In 1974, he was appointed Mayor of Los Ángeles, and in 1976 he chaired the Chilean delegation to the Ibero-American Congress of Mayors. One year later, he was appointed Mayor of the commune of Pudahuel. In 1978, he served as President of Chile Films. In parallel, he acted as advisor to the Ministers of Health and Finance.

On 3 December 1977, he was appointed Undersecretary at the Ministry General Secretariat of Government, a position he held until 1 June 1979. During this period, he played a relevant role in coordinating agreements to avoid war with Argentina and served in an advisory capacity to General Augusto Pinochet.

In the field of public health administration, between 1979 and 1980 he served as Executive Director of the Health Area and Administrator of Hospitals of the National Corporation for Social Development, a position he assumed again in 1986. He promoted and presented a bill on the regionalization of health, which was approved by the respective ministry and the National Planning Office (ODEPLAN).

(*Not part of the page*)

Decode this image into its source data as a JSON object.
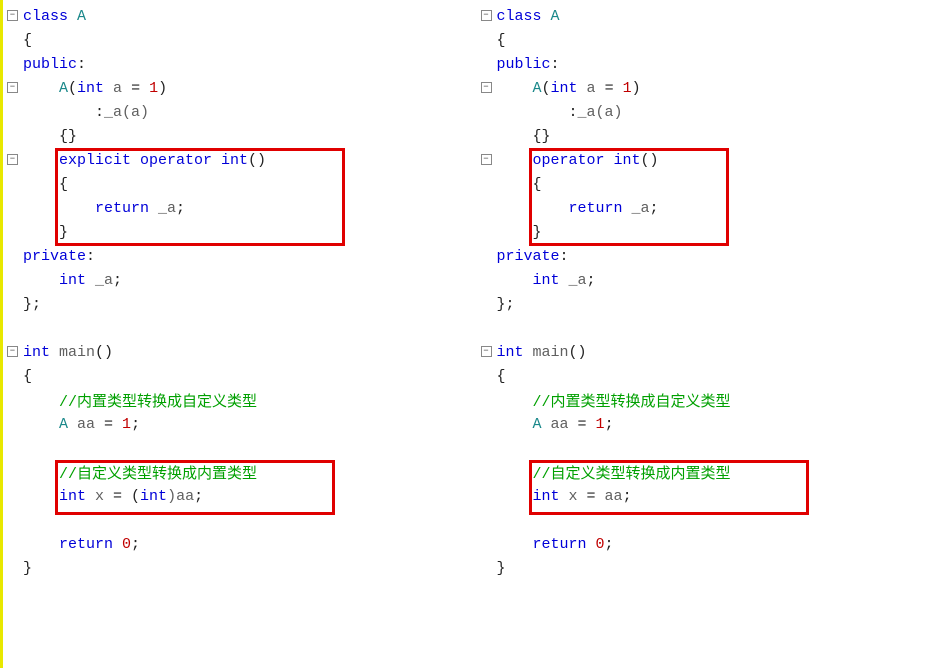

In 1987, he joined the National Renewal Party. In September 2002, he was elected regional president of the party in the Biobío Region with the highest majority, a position he held until 2006. In December 2005, he ran as a candidate for Senator for the 13th Senatorial Constituency for the 2006–2014 term, but was not elected.

He served as a member (minister) of the Electoral Qualification Tribunal (TRICEL) for the 2012–2016 term. In 2023, he ran as an independent candidate for the Constitutional Council on behalf of National Renewal, within the Chile Seguro list in the Ñuble Region. He was not elected, placing second within the pact with 6.05% of the vote.